Безнадежно испорчена отметка за всю четверть, первая, но не последняя подножка. В записной книжке Фучика появляются слова о том, что школа «ревностно оберегает свою монополию на воспитание учащихся», а при этом «своим влиянием вдалбливает им неправильные взгляды». В книгах он ищет ответы на волнующие его вопросы. Юлеку мила народность, идейный и эмоциональный взлет просветителей. Юноша делает обширные выписки, в своих дневниках часто «разговаривает» с Нерудой и другими чешскими классиками, размышляет о том, что нужно сделать…
Он посетил могилу Йозефа К. Тыла в Пльзене и задумывается над его судьбой:
«Как же можно было допустить, чтобы этот великий человек умер в нищете, затравленный, больной и одинокий? Странная она, наша чешская земля! Рожает и принимает в лоно свое Тылов, Мах, Немцовых, Неруд, Гавличеков, и нет у нее для них ничего, кроме терновых венцов! Кто знает, как страдало и кровоточило их сердце при виде обездоленных и бесправных людей. Они умирали нередко молодыми, словно им не хватало воздуха, чтобы дышать, словно они падали под бременем собственного таланта, величия и правдолюбия, которое современники не только не помогали им нести, но, напротив, путались у них под ногами и даже подставляли подножки».
Его захватывают стихи Сватоплука Чеха, проникнутые темой революции и призывом к переустройству мира. Книга «Песня раба», полная боли, протеста и призыва к борьбе, давно уже стала настольной книгой чешских рабочих: только в 1895 году вышло 23 издания этой книги.
Первая фраза стихотворения «Честь труду» стала партийным приветствием чехословацких коммунистов — «чест праци». Поэт, по словам Фучика, «слышал подземный голос пролетарской революции и видел в рабочем единственного героя будущего». Размышляя над его стихотворением «Горько счастье человека», он приходит к любопытному выводу: «Счастье человека я вижу лишь в абсолютном совершенстве. Таким образом я прихожу к точке зрения Л. Толстого: „В труде, в одном лишь труде заключается подлинное счастье!“»

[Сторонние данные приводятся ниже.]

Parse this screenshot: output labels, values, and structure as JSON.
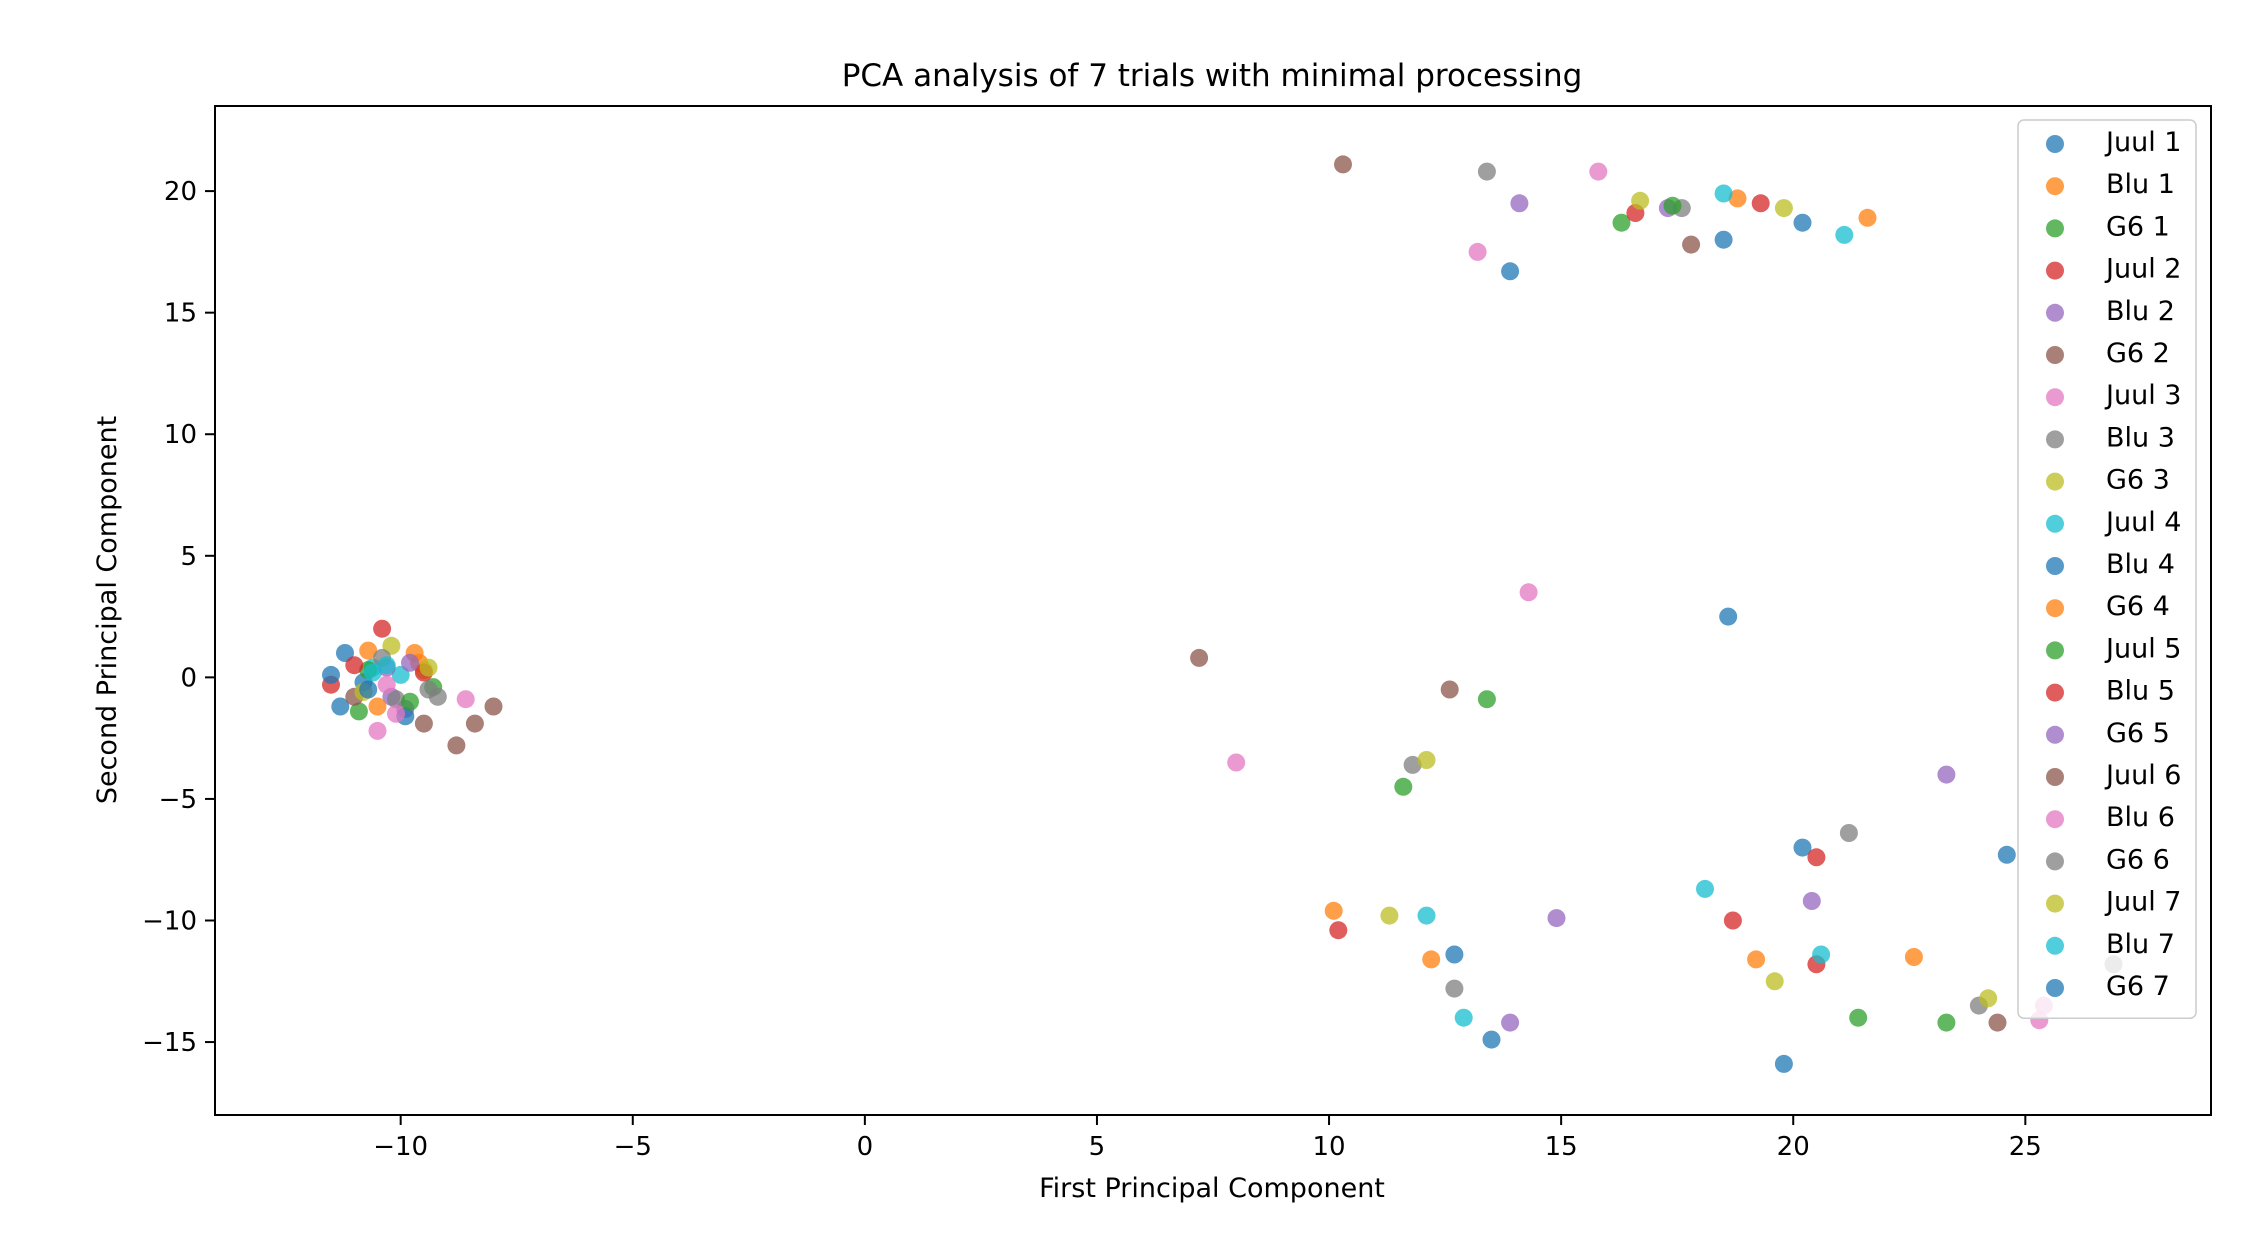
{
  "chart_data": {
    "type": "scatter",
    "title": "PCA analysis of 7 trials with minimal processing",
    "xlabel": "First Principal Component",
    "ylabel": "Second Principal Component",
    "xlim": [
      -14,
      29
    ],
    "ylim": [
      -18,
      23.5
    ],
    "xticks": [
      -10,
      -5,
      0,
      5,
      10,
      15,
      20,
      25
    ],
    "yticks": [
      -15,
      -10,
      -5,
      0,
      5,
      10,
      15,
      20
    ],
    "xtick_labels": [
      "−10",
      "−5",
      "0",
      "5",
      "10",
      "15",
      "20",
      "25"
    ],
    "ytick_labels": [
      "−15",
      "−10",
      "−5",
      "0",
      "5",
      "10",
      "15",
      "20"
    ],
    "grid": false,
    "legend_position": "top-right",
    "series": [
      {
        "name": "Juul 1",
        "color": "#1f77b4",
        "points": [
          [
            -11.2,
            1.0
          ],
          [
            -10.8,
            -0.2
          ],
          [
            13.9,
            16.7
          ],
          [
            20.2,
            -7.0
          ],
          [
            12.7,
            -11.4
          ]
        ]
      },
      {
        "name": "Blu 1",
        "color": "#ff7f0e",
        "points": [
          [
            -10.7,
            1.1
          ],
          [
            -9.7,
            1.0
          ],
          [
            18.8,
            19.7
          ],
          [
            22.6,
            -11.5
          ],
          [
            10.1,
            -9.6
          ]
        ]
      },
      {
        "name": "G6 1",
        "color": "#2ca02c",
        "points": [
          [
            -10.9,
            -1.4
          ],
          [
            -9.3,
            -0.4
          ],
          [
            16.3,
            18.7
          ],
          [
            13.4,
            -0.9
          ],
          [
            21.4,
            -14.0
          ]
        ]
      },
      {
        "name": "Juul 2",
        "color": "#d62728",
        "points": [
          [
            -10.4,
            2.0
          ],
          [
            -11.5,
            -0.3
          ],
          [
            16.6,
            19.1
          ],
          [
            19.3,
            19.5
          ],
          [
            20.5,
            -7.4
          ],
          [
            10.2,
            -10.4
          ]
        ]
      },
      {
        "name": "Blu 2",
        "color": "#9467bd",
        "points": [
          [
            -10.2,
            -0.8
          ],
          [
            -9.9,
            -1.3
          ],
          [
            14.1,
            19.5
          ],
          [
            17.3,
            19.3
          ],
          [
            23.3,
            -4.0
          ],
          [
            14.9,
            -9.9
          ]
        ]
      },
      {
        "name": "G6 2",
        "color": "#8c564b",
        "points": [
          [
            -9.5,
            -1.9
          ],
          [
            -8.8,
            -2.8
          ],
          [
            10.3,
            21.1
          ],
          [
            17.8,
            17.8
          ],
          [
            7.2,
            0.8
          ],
          [
            24.4,
            -14.2
          ]
        ]
      },
      {
        "name": "Juul 3",
        "color": "#e377c2",
        "points": [
          [
            -10.5,
            -2.2
          ],
          [
            -8.6,
            -0.9
          ],
          [
            15.8,
            20.8
          ],
          [
            13.2,
            17.5
          ],
          [
            14.3,
            3.5
          ],
          [
            8.0,
            -3.5
          ]
        ]
      },
      {
        "name": "Blu 3",
        "color": "#7f7f7f",
        "points": [
          [
            -9.4,
            -0.5
          ],
          [
            -10.1,
            -0.9
          ],
          [
            13.4,
            20.8
          ],
          [
            17.6,
            19.3
          ],
          [
            11.8,
            -3.6
          ],
          [
            12.7,
            -12.8
          ]
        ]
      },
      {
        "name": "G6 3",
        "color": "#bcbd22",
        "points": [
          [
            -10.2,
            1.3
          ],
          [
            -9.5,
            0.3
          ],
          [
            16.7,
            19.6
          ],
          [
            19.8,
            19.3
          ],
          [
            12.1,
            -3.4
          ],
          [
            19.6,
            -12.5
          ]
        ]
      },
      {
        "name": "Juul 4",
        "color": "#17becf",
        "points": [
          [
            -10.6,
            0.4
          ],
          [
            -10.0,
            0.1
          ],
          [
            18.5,
            19.9
          ],
          [
            21.1,
            18.2
          ],
          [
            18.1,
            -8.7
          ],
          [
            12.1,
            -9.8
          ]
        ]
      },
      {
        "name": "Blu 4",
        "color": "#1f77b4",
        "points": [
          [
            -11.3,
            -1.2
          ],
          [
            -9.9,
            -1.6
          ],
          [
            18.5,
            18.0
          ],
          [
            20.2,
            18.7
          ],
          [
            18.6,
            2.5
          ],
          [
            24.6,
            -7.3
          ]
        ]
      },
      {
        "name": "G6 4",
        "color": "#ff7f0e",
        "points": [
          [
            -10.5,
            -1.2
          ],
          [
            -9.6,
            0.6
          ],
          [
            21.6,
            18.9
          ],
          [
            19.2,
            -11.6
          ],
          [
            12.2,
            -11.6
          ]
        ]
      },
      {
        "name": "Juul 5",
        "color": "#2ca02c",
        "points": [
          [
            -9.8,
            -1.0
          ],
          [
            -10.7,
            0.3
          ],
          [
            17.4,
            19.4
          ],
          [
            11.6,
            -4.5
          ],
          [
            23.3,
            -14.2
          ]
        ]
      },
      {
        "name": "Blu 5",
        "color": "#d62728",
        "points": [
          [
            -9.5,
            0.2
          ],
          [
            -11.0,
            0.5
          ],
          [
            18.7,
            -10.0
          ],
          [
            20.5,
            -11.8
          ]
        ]
      },
      {
        "name": "G6 5",
        "color": "#9467bd",
        "points": [
          [
            -10.3,
            0.4
          ],
          [
            -9.8,
            0.6
          ],
          [
            20.4,
            -9.2
          ],
          [
            13.9,
            -14.2
          ]
        ]
      },
      {
        "name": "Juul 6",
        "color": "#8c564b",
        "points": [
          [
            -8.4,
            -1.9
          ],
          [
            -8.0,
            -1.2
          ],
          [
            12.6,
            -0.5
          ],
          [
            -11.0,
            -0.8
          ]
        ]
      },
      {
        "name": "Blu 6",
        "color": "#e377c2",
        "points": [
          [
            -10.1,
            -1.5
          ],
          [
            -10.3,
            -0.3
          ],
          [
            25.3,
            -14.1
          ],
          [
            25.4,
            -13.5
          ]
        ]
      },
      {
        "name": "G6 6",
        "color": "#7f7f7f",
        "points": [
          [
            -9.2,
            -0.8
          ],
          [
            -10.4,
            0.8
          ],
          [
            21.2,
            -6.4
          ],
          [
            24.0,
            -13.5
          ],
          [
            26.9,
            -11.8
          ]
        ]
      },
      {
        "name": "Juul 7",
        "color": "#bcbd22",
        "points": [
          [
            -10.8,
            -0.6
          ],
          [
            -9.4,
            0.4
          ],
          [
            11.3,
            -9.8
          ],
          [
            24.2,
            -13.2
          ]
        ]
      },
      {
        "name": "Blu 7",
        "color": "#17becf",
        "points": [
          [
            -10.6,
            0.2
          ],
          [
            -10.3,
            0.5
          ],
          [
            20.6,
            -11.4
          ],
          [
            12.9,
            -14.0
          ]
        ]
      },
      {
        "name": "G6 7",
        "color": "#1f77b4",
        "points": [
          [
            -11.5,
            0.1
          ],
          [
            -10.7,
            -0.5
          ],
          [
            13.5,
            -14.9
          ],
          [
            19.8,
            -15.9
          ]
        ]
      }
    ]
  }
}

Глубокий интерес вызвала у Фучика русская литература. Он записывает оригинальные суждения о произведениях Л.Н. Толстого, Ф.М. Достоевского, Н.В. Гоголя. Прочитав чешский перевод поэмы Блока «Двенадцать», Юлиус пишет: «Блок революционный поэт. Он не был воспитан революцией. Чтобы написать сегодня „Двенадцать“, нужно было революционным поэтом родиться».
В течение четырех лет с 1919 года Юлиус прочитал книги двухсот двадцати писателей, поэтов, литературных критиков — чешских, русских, французских, английских, немецких, скандинавских, американских, итальянских, познакомился почти со всеми крупнейшими чешскими и зарубежными писателями. Юношеские литературные записи Фучика занимают более пятисот убористо написанных страниц.
В них встречается полемика с отзывами в прессе. Если книга на иностранном языке, то дается оценка перевода. Будущий критик исподволь накапливал и пробовал силы. Пока что на страницах никому не ведомых школьных тетрадей. У тетрадей этих — своя судьба. Когда после выпускных экзаменов Фучик уехал поступать в университет в Прагу, среди самых необходимых вещей он взял с собою и эти тетради. Они не стали реликвией юности; Фучик и позднее с интересом заглядывал в них, сравнивал свои зрелые взгляды на отдельных писателей и их произведения с юношескими, проверял, насколько они изменились или насколько изменился характер творчества тех или иных художников слова. История этих тетрадей тесно связана с «Репортажем с петлей на шее». Однажды, когда фашисты вели Фучика на допрос во дворец Печека в Праге, к нему подошел заключенный Станислав Шпрингл (его вместе с другими заключенными привлекли в качестве дармовой рабочей силы к ликвидации библиотеки Фучика) и спросил, что бы ему хотелось сохранить из своего имущества. Фучик назвал ему несколько книг из своей библиотеки и эти пять тетрадей своих записок как самое дорогое сокровище. «Крепкое пожатие руки, искорки, промелькнувшие в глазах, выдали радость Юлиуса, когда мне удалось сказать ему об этом», — вспоминал позднее С. Шпрингл. Так записки Фучика были сохранены и увидели свет в послевоенные годы.